"Wherein I am mightily favoured," said I. "Marvellously, too, I have forgotten your name, mon Capitaine."
"My name!" he said, in manifest puzzlement. "My name!" And then, smiling once more, he said, "I cannot tell. It is so long, so long since I heard it. My children called me Captain, but that was before the storm. I forget many things; my children left me; they were reft from me by the storm; they died—all but you; and I cannot remember your name! They called me Captain; and in truth I am Captain, by the choice and election of the great Condé. Yes, the great Condé made me Captain, a stripling from Quimperlé."
"Captain Q," said I, on the spur of the moment.

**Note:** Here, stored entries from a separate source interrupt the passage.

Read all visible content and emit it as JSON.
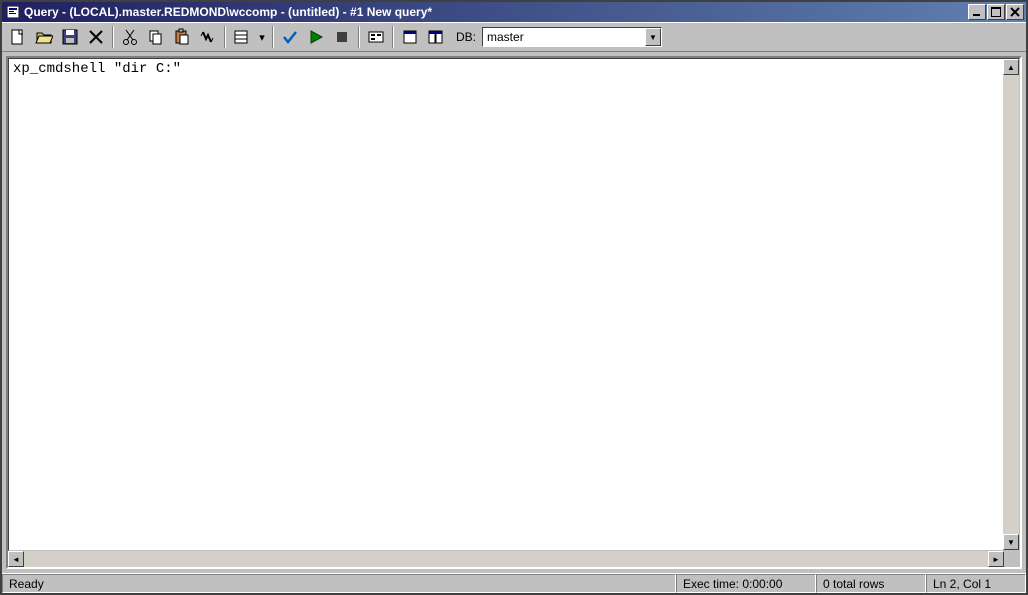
{
  "window": {
    "title": "Query - (LOCAL).master.REDMOND\\wccomp - (untitled) - #1 New query*"
  },
  "toolbar": {
    "db_label": "DB:",
    "db_selected": "master"
  },
  "editor": {
    "content": "xp_cmdshell \"dir C:\""
  },
  "status": {
    "ready": "Ready",
    "exec_time": "Exec time: 0:00:00",
    "rows": "0 total rows",
    "position": "Ln 2, Col 1"
  }
}
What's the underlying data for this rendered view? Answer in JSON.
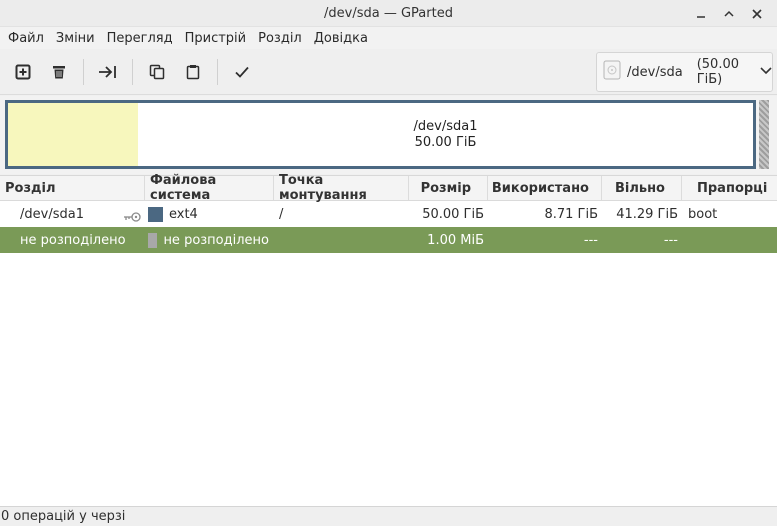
{
  "window": {
    "title": "/dev/sda — GParted"
  },
  "menu": {
    "items": [
      "Файл",
      "Зміни",
      "Перегляд",
      "Пристрій",
      "Розділ",
      "Довідка"
    ]
  },
  "toolbar": {
    "buttons": [
      "new-icon",
      "delete-icon",
      "resize-move-icon",
      "copy-icon",
      "paste-icon",
      "apply-icon"
    ],
    "device": {
      "name": "/dev/sda",
      "size": "(50.00 ГіБ)"
    }
  },
  "diskmap": {
    "partition_name": "/dev/sda1",
    "partition_size": "50.00 ГіБ"
  },
  "table": {
    "headers": [
      "Розділ",
      "Файлова система",
      "Точка монтування",
      "Розмір",
      "Використано",
      "Вільно",
      "Прапорці"
    ],
    "rows": [
      {
        "partition": "/dev/sda1",
        "filesystem": "ext4",
        "fs_color": "#4b6882",
        "mount": "/",
        "size": "50.00 ГіБ",
        "used": "8.71 ГіБ",
        "free": "41.29 ГіБ",
        "flags": "boot"
      },
      {
        "partition": "не розподілено",
        "filesystem": "не розподілено",
        "fs_color": "#a8a8a8",
        "mount": "",
        "size": "1.00 МіБ",
        "used": "---",
        "free": "---",
        "flags": ""
      }
    ]
  },
  "status": {
    "text": "0 операцій у черзі"
  },
  "colors": {
    "accent": "#4b6882",
    "selection": "#7a9a57",
    "unallocated": "#f7f7bd"
  }
}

He looked puzzled; then the same smile, like the empty smile of a babe, beamed upon his face, and he said—
"Captain Q; and thou shalt be Corporal R. Is it not so?"

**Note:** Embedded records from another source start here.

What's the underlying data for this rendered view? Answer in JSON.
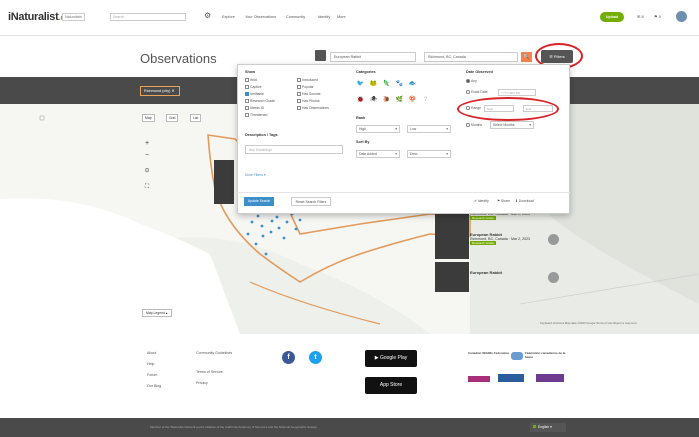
{
  "nav": {
    "logo": "iNaturalist",
    "logo_suffix": ".ca",
    "search_scope": "Naturalists",
    "search_placeholder": "Search",
    "links": [
      "Explore",
      "Your Observations",
      "Community",
      "Identify",
      "More"
    ],
    "upload_label": "Upload",
    "counts": [
      "8",
      "0"
    ]
  },
  "title_bar": {
    "title": "Observations",
    "taxon_value": "European Rabbit",
    "place_value": "Richmond, BC, Canada",
    "filters_label": "Filters"
  },
  "place_chip": "Richmond (city)",
  "map": {
    "tabs": [
      "Map",
      "Grid",
      "List"
    ],
    "zoom_in": "+",
    "zoom_out": "−",
    "legend_label": "Map Legend",
    "attribution": "Keyboard shortcuts   Map data ©2023 Google   Terms of Use   Report a map error"
  },
  "panel": {
    "show_heading": "Show",
    "show_col1": [
      "Wild",
      "Captive",
      "Verifiable",
      "Research Grade",
      "Needs ID",
      "Threatened"
    ],
    "show_col1_checked": [
      false,
      false,
      true,
      false,
      false,
      false
    ],
    "show_col2": [
      "Introduced",
      "Popular",
      "Has Sounds",
      "Has Photos",
      "Has Observations"
    ],
    "categories_heading": "Categories",
    "rank_heading": "Rank",
    "rank_high": "High",
    "rank_low": "Low",
    "sort_heading": "Sort By",
    "sort_by": "Date Added",
    "sort_order": "Desc",
    "desc_heading": "Description / Tags",
    "desc_placeholder": "Any Substrings",
    "more_filters": "More Filters",
    "date_heading": "Date Observed",
    "date_any": "Any",
    "date_exact": "Exact Date",
    "date_exact_placeholder": "YYYY-MM-DD",
    "date_range": "Range",
    "date_start": "Start",
    "date_end": "End",
    "date_months": "Months",
    "months_value": "Select Months",
    "update_btn": "Update Search",
    "reset_btn": "Reset Search Filters",
    "footer_links": [
      "Identify",
      "Share",
      "Download"
    ]
  },
  "cards": [
    {
      "name": "European Rabbit",
      "meta": "Richmond, BC, Canada",
      "date": "Mar 2, 2023",
      "badge": "Research Grade"
    },
    {
      "name": "European Rabbit",
      "meta": "Richmond, BC, Canada",
      "date": "Mar 2, 2023",
      "badge": "Research Grade"
    },
    {
      "name": "European Rabbit",
      "meta": "",
      "date": "",
      "badge": ""
    }
  ],
  "footer": {
    "col1": [
      "About",
      "Help",
      "Forum",
      "Our Blog"
    ],
    "col2": [
      "Community Guidelines",
      "Terms of Service",
      "Privacy"
    ],
    "google_play": "Google Play",
    "app_store": "App Store",
    "partners_1": "Canadian Wildlife Federation",
    "partners_2": "Fédération canadienne de la faune",
    "bottom_text": "Member of the iNaturalist Network   a joint initiative of the California Academy of Sciences and the National Geographic Society",
    "language": "English"
  },
  "colors": {
    "brand_green": "#74ac00",
    "accent_orange": "#f5824c",
    "highlight_red": "#d9232a",
    "link_blue": "#3d8fc9"
  }
}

"And so it is," I said. "My name is Rudd; I am an Englishman."
"And we will fight the Spaniards together, shall we not? They must never get my gold—never!"

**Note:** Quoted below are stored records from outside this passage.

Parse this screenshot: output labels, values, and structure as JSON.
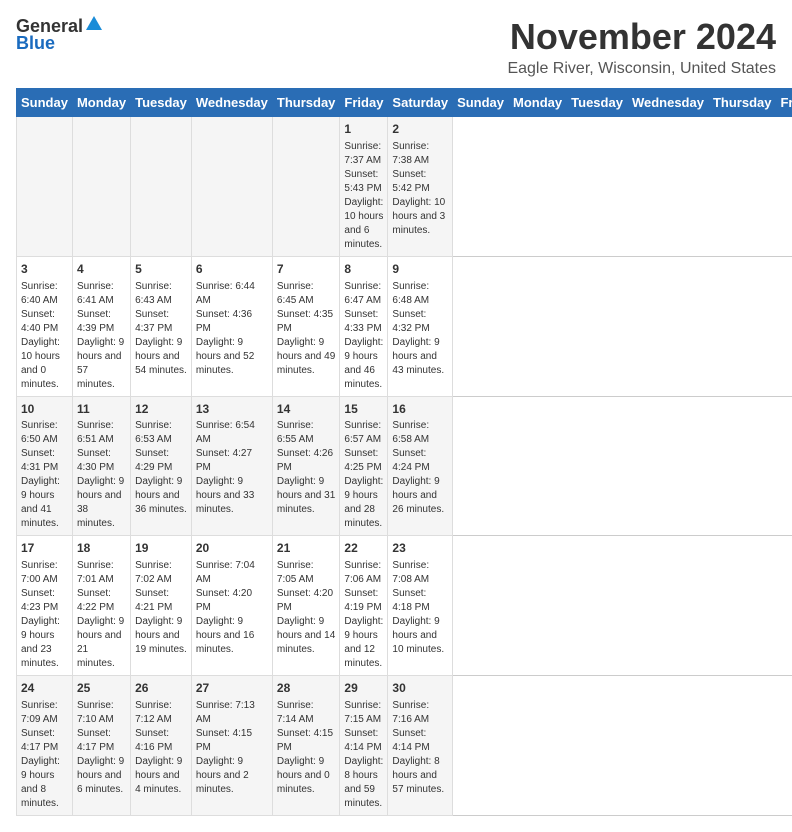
{
  "header": {
    "logo_general": "General",
    "logo_blue": "Blue",
    "month_title": "November 2024",
    "location": "Eagle River, Wisconsin, United States"
  },
  "days_of_week": [
    "Sunday",
    "Monday",
    "Tuesday",
    "Wednesday",
    "Thursday",
    "Friday",
    "Saturday"
  ],
  "weeks": [
    [
      {
        "day": "",
        "info": ""
      },
      {
        "day": "",
        "info": ""
      },
      {
        "day": "",
        "info": ""
      },
      {
        "day": "",
        "info": ""
      },
      {
        "day": "",
        "info": ""
      },
      {
        "day": "1",
        "info": "Sunrise: 7:37 AM\nSunset: 5:43 PM\nDaylight: 10 hours and 6 minutes."
      },
      {
        "day": "2",
        "info": "Sunrise: 7:38 AM\nSunset: 5:42 PM\nDaylight: 10 hours and 3 minutes."
      }
    ],
    [
      {
        "day": "3",
        "info": "Sunrise: 6:40 AM\nSunset: 4:40 PM\nDaylight: 10 hours and 0 minutes."
      },
      {
        "day": "4",
        "info": "Sunrise: 6:41 AM\nSunset: 4:39 PM\nDaylight: 9 hours and 57 minutes."
      },
      {
        "day": "5",
        "info": "Sunrise: 6:43 AM\nSunset: 4:37 PM\nDaylight: 9 hours and 54 minutes."
      },
      {
        "day": "6",
        "info": "Sunrise: 6:44 AM\nSunset: 4:36 PM\nDaylight: 9 hours and 52 minutes."
      },
      {
        "day": "7",
        "info": "Sunrise: 6:45 AM\nSunset: 4:35 PM\nDaylight: 9 hours and 49 minutes."
      },
      {
        "day": "8",
        "info": "Sunrise: 6:47 AM\nSunset: 4:33 PM\nDaylight: 9 hours and 46 minutes."
      },
      {
        "day": "9",
        "info": "Sunrise: 6:48 AM\nSunset: 4:32 PM\nDaylight: 9 hours and 43 minutes."
      }
    ],
    [
      {
        "day": "10",
        "info": "Sunrise: 6:50 AM\nSunset: 4:31 PM\nDaylight: 9 hours and 41 minutes."
      },
      {
        "day": "11",
        "info": "Sunrise: 6:51 AM\nSunset: 4:30 PM\nDaylight: 9 hours and 38 minutes."
      },
      {
        "day": "12",
        "info": "Sunrise: 6:53 AM\nSunset: 4:29 PM\nDaylight: 9 hours and 36 minutes."
      },
      {
        "day": "13",
        "info": "Sunrise: 6:54 AM\nSunset: 4:27 PM\nDaylight: 9 hours and 33 minutes."
      },
      {
        "day": "14",
        "info": "Sunrise: 6:55 AM\nSunset: 4:26 PM\nDaylight: 9 hours and 31 minutes."
      },
      {
        "day": "15",
        "info": "Sunrise: 6:57 AM\nSunset: 4:25 PM\nDaylight: 9 hours and 28 minutes."
      },
      {
        "day": "16",
        "info": "Sunrise: 6:58 AM\nSunset: 4:24 PM\nDaylight: 9 hours and 26 minutes."
      }
    ],
    [
      {
        "day": "17",
        "info": "Sunrise: 7:00 AM\nSunset: 4:23 PM\nDaylight: 9 hours and 23 minutes."
      },
      {
        "day": "18",
        "info": "Sunrise: 7:01 AM\nSunset: 4:22 PM\nDaylight: 9 hours and 21 minutes."
      },
      {
        "day": "19",
        "info": "Sunrise: 7:02 AM\nSunset: 4:21 PM\nDaylight: 9 hours and 19 minutes."
      },
      {
        "day": "20",
        "info": "Sunrise: 7:04 AM\nSunset: 4:20 PM\nDaylight: 9 hours and 16 minutes."
      },
      {
        "day": "21",
        "info": "Sunrise: 7:05 AM\nSunset: 4:20 PM\nDaylight: 9 hours and 14 minutes."
      },
      {
        "day": "22",
        "info": "Sunrise: 7:06 AM\nSunset: 4:19 PM\nDaylight: 9 hours and 12 minutes."
      },
      {
        "day": "23",
        "info": "Sunrise: 7:08 AM\nSunset: 4:18 PM\nDaylight: 9 hours and 10 minutes."
      }
    ],
    [
      {
        "day": "24",
        "info": "Sunrise: 7:09 AM\nSunset: 4:17 PM\nDaylight: 9 hours and 8 minutes."
      },
      {
        "day": "25",
        "info": "Sunrise: 7:10 AM\nSunset: 4:17 PM\nDaylight: 9 hours and 6 minutes."
      },
      {
        "day": "26",
        "info": "Sunrise: 7:12 AM\nSunset: 4:16 PM\nDaylight: 9 hours and 4 minutes."
      },
      {
        "day": "27",
        "info": "Sunrise: 7:13 AM\nSunset: 4:15 PM\nDaylight: 9 hours and 2 minutes."
      },
      {
        "day": "28",
        "info": "Sunrise: 7:14 AM\nSunset: 4:15 PM\nDaylight: 9 hours and 0 minutes."
      },
      {
        "day": "29",
        "info": "Sunrise: 7:15 AM\nSunset: 4:14 PM\nDaylight: 8 hours and 59 minutes."
      },
      {
        "day": "30",
        "info": "Sunrise: 7:16 AM\nSunset: 4:14 PM\nDaylight: 8 hours and 57 minutes."
      }
    ]
  ]
}
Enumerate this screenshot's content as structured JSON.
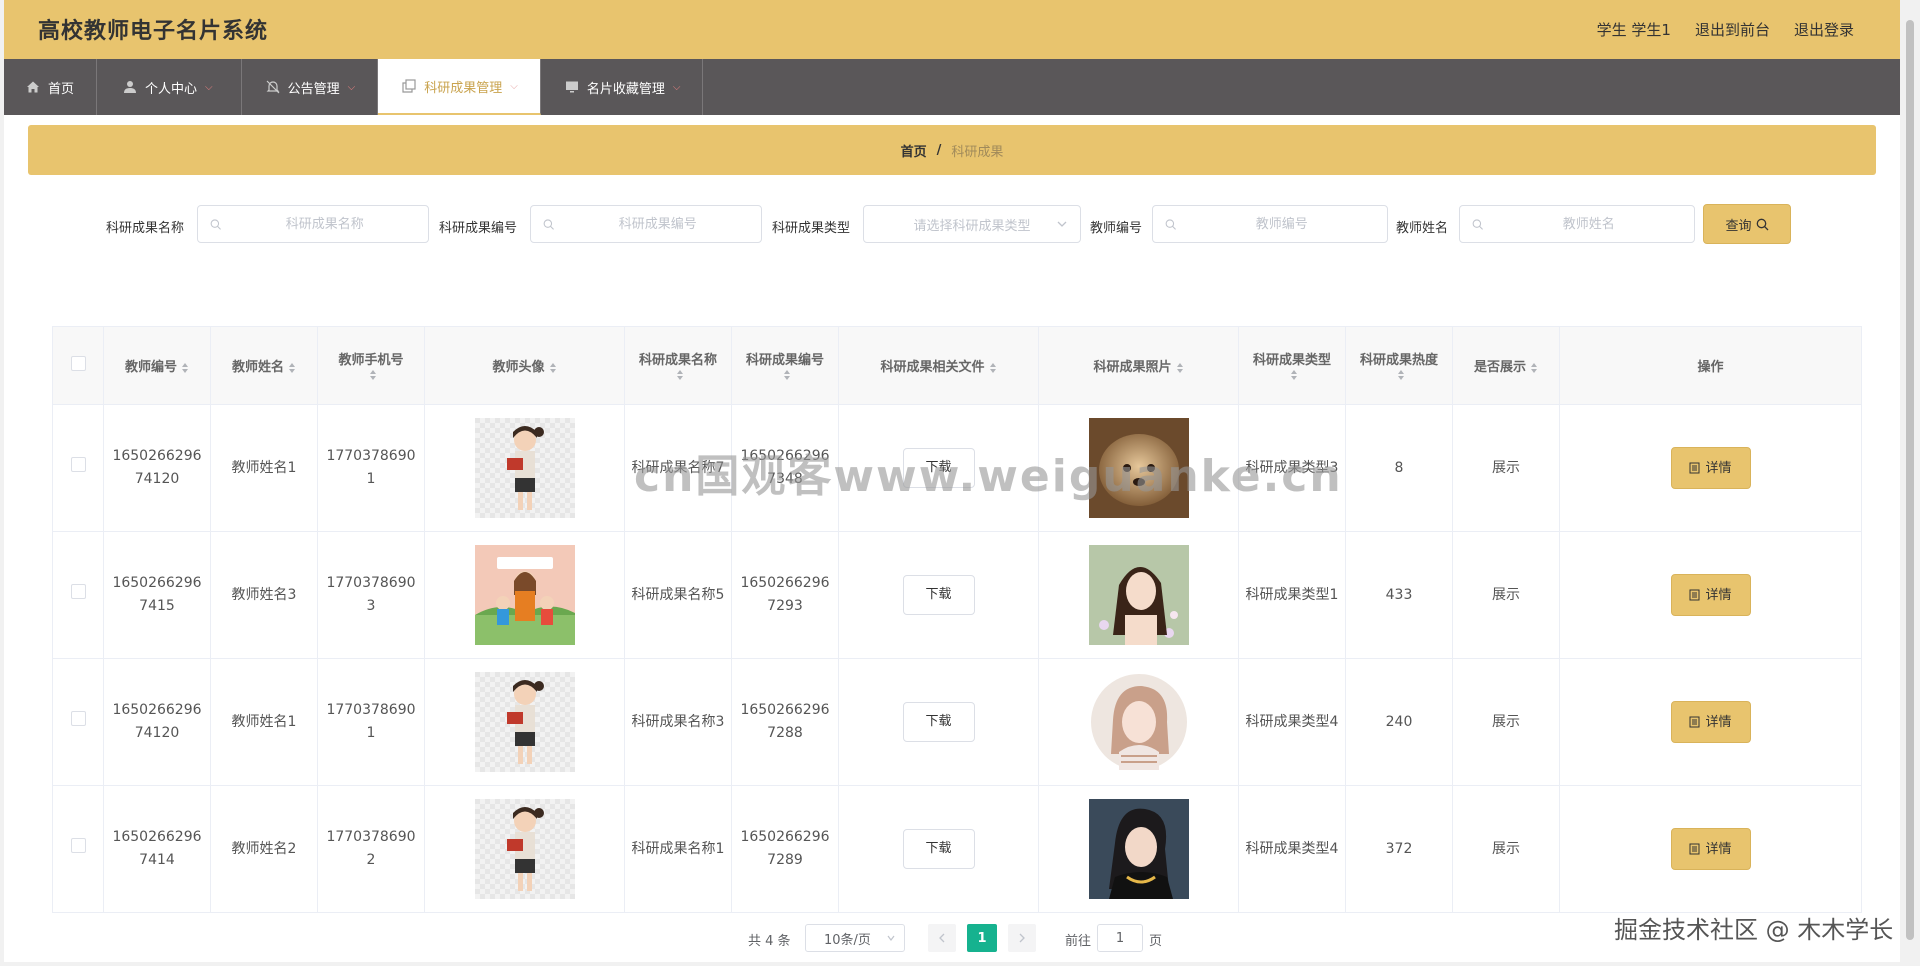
{
  "header": {
    "title": "高校教师电子名片系统",
    "user": "学生 学生1",
    "to_front": "退出到前台",
    "logout": "退出登录"
  },
  "nav": [
    {
      "label": "首页",
      "icon": "home-icon",
      "dropdown": false
    },
    {
      "label": "个人中心",
      "icon": "user-icon",
      "dropdown": true
    },
    {
      "label": "公告管理",
      "icon": "bell-off-icon",
      "dropdown": true
    },
    {
      "label": "科研成果管理",
      "icon": "copy-icon",
      "dropdown": true,
      "active": true
    },
    {
      "label": "名片收藏管理",
      "icon": "monitor-icon",
      "dropdown": true
    }
  ],
  "breadcrumb": {
    "home": "首页",
    "separator": "/",
    "current": "科研成果"
  },
  "search": {
    "name_label": "科研成果名称",
    "name_placeholder": "科研成果名称",
    "code_label": "科研成果编号",
    "code_placeholder": "科研成果编号",
    "type_label": "科研成果类型",
    "type_placeholder": "请选择科研成果类型",
    "teacher_code_label": "教师编号",
    "teacher_code_placeholder": "教师编号",
    "teacher_name_label": "教师姓名",
    "teacher_name_placeholder": "教师姓名",
    "query_label": "查询"
  },
  "table": {
    "headers": [
      "教师编号",
      "教师姓名",
      "教师手机号",
      "教师头像",
      "科研成果名称",
      "科研成果编号",
      "科研成果相关文件",
      "科研成果照片",
      "科研成果类型",
      "科研成果热度",
      "是否展示",
      "操作"
    ],
    "download_label": "下载",
    "detail_label": "详情",
    "rows": [
      {
        "teacher_code": "165026629674120",
        "teacher_name": "教师姓名1",
        "phone": "17703786901",
        "avatar": "teacher-reading",
        "name": "科研成果名称7",
        "code": "16502662967348",
        "photo": "puppy",
        "type": "科研成果类型3",
        "heat": "8",
        "show": "展示"
      },
      {
        "teacher_code": "16502662967415",
        "teacher_name": "教师姓名3",
        "phone": "17703786903",
        "avatar": "teacher-children",
        "name": "科研成果名称5",
        "code": "16502662967293",
        "photo": "woman-flowers",
        "type": "科研成果类型1",
        "heat": "433",
        "show": "展示"
      },
      {
        "teacher_code": "165026629674120",
        "teacher_name": "教师姓名1",
        "phone": "17703786901",
        "avatar": "teacher-reading",
        "name": "科研成果名称3",
        "code": "16502662967288",
        "photo": "girl-illustration",
        "type": "科研成果类型4",
        "heat": "240",
        "show": "展示"
      },
      {
        "teacher_code": "16502662967414",
        "teacher_name": "教师姓名2",
        "phone": "17703786902",
        "avatar": "teacher-reading",
        "name": "科研成果名称1",
        "code": "16502662967289",
        "photo": "woman-dark",
        "type": "科研成果类型4",
        "heat": "372",
        "show": "展示"
      }
    ]
  },
  "pagination": {
    "total": "共 4 条",
    "page_size": "10条/页",
    "current": "1",
    "goto": "前往",
    "goto_value": "1",
    "page_unit": "页"
  },
  "watermarks": {
    "center": "cn国观客www.weiguanke.cn",
    "bottom": "掘金技术社区 @ 木木学长"
  },
  "colors": {
    "accent": "#e8c46e",
    "nav_bg": "#5a5759",
    "pager_active": "#16b28f"
  }
}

"Indeed they shall not!" I replied. "And now let us go out into the open, and I will bathe your arm at a brook. 'Tis pity we did not remember each other sooner."
"Ah, but it is such a long time!" said Captain Q.
We went out together, and after I had bathed his arm ('twas bruised from elbow to wrist) the Captain invited me to his hut, and to a share of his dinner of herbs.